Шагдар умолк, послышалось его мерное дыхание. О многом хотелось расспросить приятеля, но я не стал его беспокоить. Пусть спокойно поспит. Неожиданно Шагдар повернулся, наклонился ко мне:
— Знаешь, тут у меня такое дело… Нет, скажу только: у купца Гужинцо есть две дочери. Старшая-то вся в отца, но младшая… Ладно, не буду болтать попусту. — И он повернулся на другой бок.
— Что ты прикусил язык, выкладывай! — сказал я, но в ответ донесся лишь храп Шагдара.
На следующий день утром мы на конях приехали в Лунский монастырь. Русский писарь давно поднялся и суетился возле повозки. Невысокий, круглоголовый, с бесцветными глазами, он, несмотря на жару, был одет в зеленый плащ и башмаки на резиновом ходу.

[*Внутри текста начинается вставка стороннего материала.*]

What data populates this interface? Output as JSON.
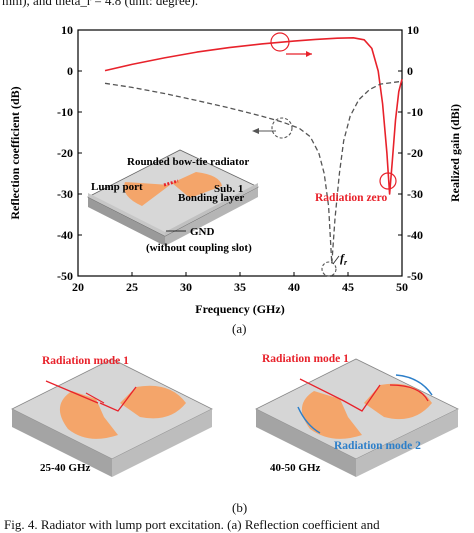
{
  "header_fragment": "mm), and theta_r = 4.8 (unit: degree).",
  "chart_data": {
    "type": "line",
    "xlabel": "Frequency (GHz)",
    "ylabel_left": "Reflection coefficient (dB)",
    "ylabel_right": "Realized gain (dBi)",
    "xlim": [
      20,
      50
    ],
    "ylim_left": [
      -50,
      10
    ],
    "ylim_right": [
      -50,
      10
    ],
    "x_ticks": [
      20,
      25,
      30,
      35,
      40,
      45,
      50
    ],
    "y_ticks_left": [
      10,
      0,
      -10,
      -20,
      -30,
      -40,
      -50
    ],
    "y_ticks_right": [
      10,
      0,
      -10,
      -20,
      -30,
      -40,
      -50
    ],
    "series": [
      {
        "axis": "right",
        "color": "#e8222b",
        "dash": "solid",
        "points": [
          [
            22.5,
            0.1
          ],
          [
            25,
            1.6
          ],
          [
            28,
            3.2
          ],
          [
            31,
            4.6
          ],
          [
            34,
            5.7
          ],
          [
            37,
            6.6
          ],
          [
            40,
            7.3
          ],
          [
            42,
            7.7
          ],
          [
            44,
            8.0
          ],
          [
            45.5,
            8.1
          ],
          [
            46.5,
            7.6
          ],
          [
            47.2,
            5.5
          ],
          [
            47.8,
            0
          ],
          [
            48.2,
            -8
          ],
          [
            48.6,
            -20
          ],
          [
            48.85,
            -30
          ],
          [
            49.1,
            -22
          ],
          [
            49.4,
            -12
          ],
          [
            49.7,
            -5
          ],
          [
            50,
            -2
          ]
        ]
      },
      {
        "axis": "left",
        "color": "#555555",
        "dash": "dashed",
        "points": [
          [
            22.5,
            -3.0
          ],
          [
            25,
            -4.0
          ],
          [
            28,
            -5.5
          ],
          [
            31,
            -7.2
          ],
          [
            34,
            -9.0
          ],
          [
            37,
            -11.0
          ],
          [
            39,
            -12.5
          ],
          [
            40.5,
            -14.0
          ],
          [
            41.5,
            -16.0
          ],
          [
            42.3,
            -20
          ],
          [
            42.8,
            -25
          ],
          [
            43.2,
            -33
          ],
          [
            43.5,
            -47
          ],
          [
            43.8,
            -36
          ],
          [
            44.2,
            -25
          ],
          [
            44.6,
            -17
          ],
          [
            45.2,
            -11
          ],
          [
            46,
            -7
          ],
          [
            47,
            -4.5
          ],
          [
            48,
            -3.2
          ],
          [
            50,
            -2.5
          ]
        ]
      }
    ],
    "annotations": {
      "radiation_zero": "Radiation zero",
      "fr": "f",
      "fr_sub": "r"
    }
  },
  "inset": {
    "radiator": "Rounded bow-tie radiator",
    "lump_port": "Lump port",
    "sub1": "Sub. 1",
    "bonding": "Bonding layer",
    "gnd": "GND",
    "gnd_note": "(without coupling slot)"
  },
  "panel_a_label": "(a)",
  "panel_b": {
    "left": {
      "mode1": "Radiation mode 1",
      "band": "25-40 GHz"
    },
    "right": {
      "mode1": "Radiation mode 1",
      "mode2": "Radiation mode 2",
      "band": "40-50 GHz"
    },
    "label": "(b)"
  },
  "caption": "Fig. 4.   Radiator with lump port excitation. (a) Reflection coefficient and"
}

Увидев Шагдара, писарь что-то сердито пробурчал. Однако Шагдар как ни в чем не бывало принялся толкать повозку с монастырского двора.
Начался торг. Круглоголовый отлично говорил по-монгольски и отчаянно торговался, вертел в руках мои шкурки, браковал и откладывал их, наконец швырнул Шагдару. Тот подмигнул мне, связал шкурки и запихал в мешок.
— Что ты за них хочешь получить взамен? — спросил писарь.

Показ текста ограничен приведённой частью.